Universal definition and classification of heart failure: a report of the Heart Failure Society of America, Heart Failure Association of the European Society of Cardiology, Japanese Heart Failure Society and Writing Committee of the Universal Definition of Heart Failure: Endorsed by the Canadian Heart Failure Society, Heart Failure Association of India, Cardiac Society of Australia and New Zealand, and Chinese Heart Failure Association.

Eur J Heart Fail 2021 Mar 3;23(3):352-380. Epub 2021 Mar 3.

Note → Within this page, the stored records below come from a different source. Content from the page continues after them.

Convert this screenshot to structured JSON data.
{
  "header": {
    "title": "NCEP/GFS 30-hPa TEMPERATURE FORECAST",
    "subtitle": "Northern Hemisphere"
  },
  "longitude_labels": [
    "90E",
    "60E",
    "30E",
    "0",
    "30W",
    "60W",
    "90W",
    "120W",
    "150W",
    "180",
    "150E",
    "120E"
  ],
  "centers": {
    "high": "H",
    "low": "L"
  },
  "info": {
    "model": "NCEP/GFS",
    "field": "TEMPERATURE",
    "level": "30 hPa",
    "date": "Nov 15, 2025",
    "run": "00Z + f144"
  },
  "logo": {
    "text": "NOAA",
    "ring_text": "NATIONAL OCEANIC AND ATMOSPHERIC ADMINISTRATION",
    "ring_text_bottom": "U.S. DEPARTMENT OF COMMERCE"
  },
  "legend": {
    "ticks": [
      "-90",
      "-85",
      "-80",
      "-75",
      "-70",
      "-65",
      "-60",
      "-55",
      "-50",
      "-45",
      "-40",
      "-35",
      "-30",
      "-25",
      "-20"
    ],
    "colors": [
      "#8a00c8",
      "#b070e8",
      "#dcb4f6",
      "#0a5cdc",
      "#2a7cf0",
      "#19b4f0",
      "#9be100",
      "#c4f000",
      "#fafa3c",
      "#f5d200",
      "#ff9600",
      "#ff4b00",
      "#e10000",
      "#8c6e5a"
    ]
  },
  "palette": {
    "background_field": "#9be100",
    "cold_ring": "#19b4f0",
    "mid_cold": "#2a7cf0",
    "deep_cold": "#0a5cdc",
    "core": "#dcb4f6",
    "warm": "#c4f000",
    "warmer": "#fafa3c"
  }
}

In this document, we propose a universal definition of heart failure (HF) as a clinical syndrome with symptoms and/or signs caused by a structural and/or functional cardiac abnormality and corroborated by elevated natriuretic peptide levels and/or objective evidence of pulmonary or systemic congestion. We also propose revised stages of HF as: At risk for HF (Stage A), Pre-HF (Stage B), Symptomatic HF (Stage C) and Advanced HF (Stage D). Finally, we propose a new and revised classification of HF according to left ventricular ejection fraction (LVEF). This includes HF with reduced ejection fraction (HFrEF): symptomatic HF with LVEF ≤40%; HF with mildly reduced ejection fraction (HFmrEF): symptomatic HF with LVEF 41-49%; HF with preserved ejection fraction (HFpEF): symptomatic HF with LVEF ≥50%; and HF with improved ejection fraction (HFimpEF): symptomatic HF with a baseline LVEF ≤40%, a ≥10 point increase from baseline LVEF, and a second measurement of LVEF > 40%.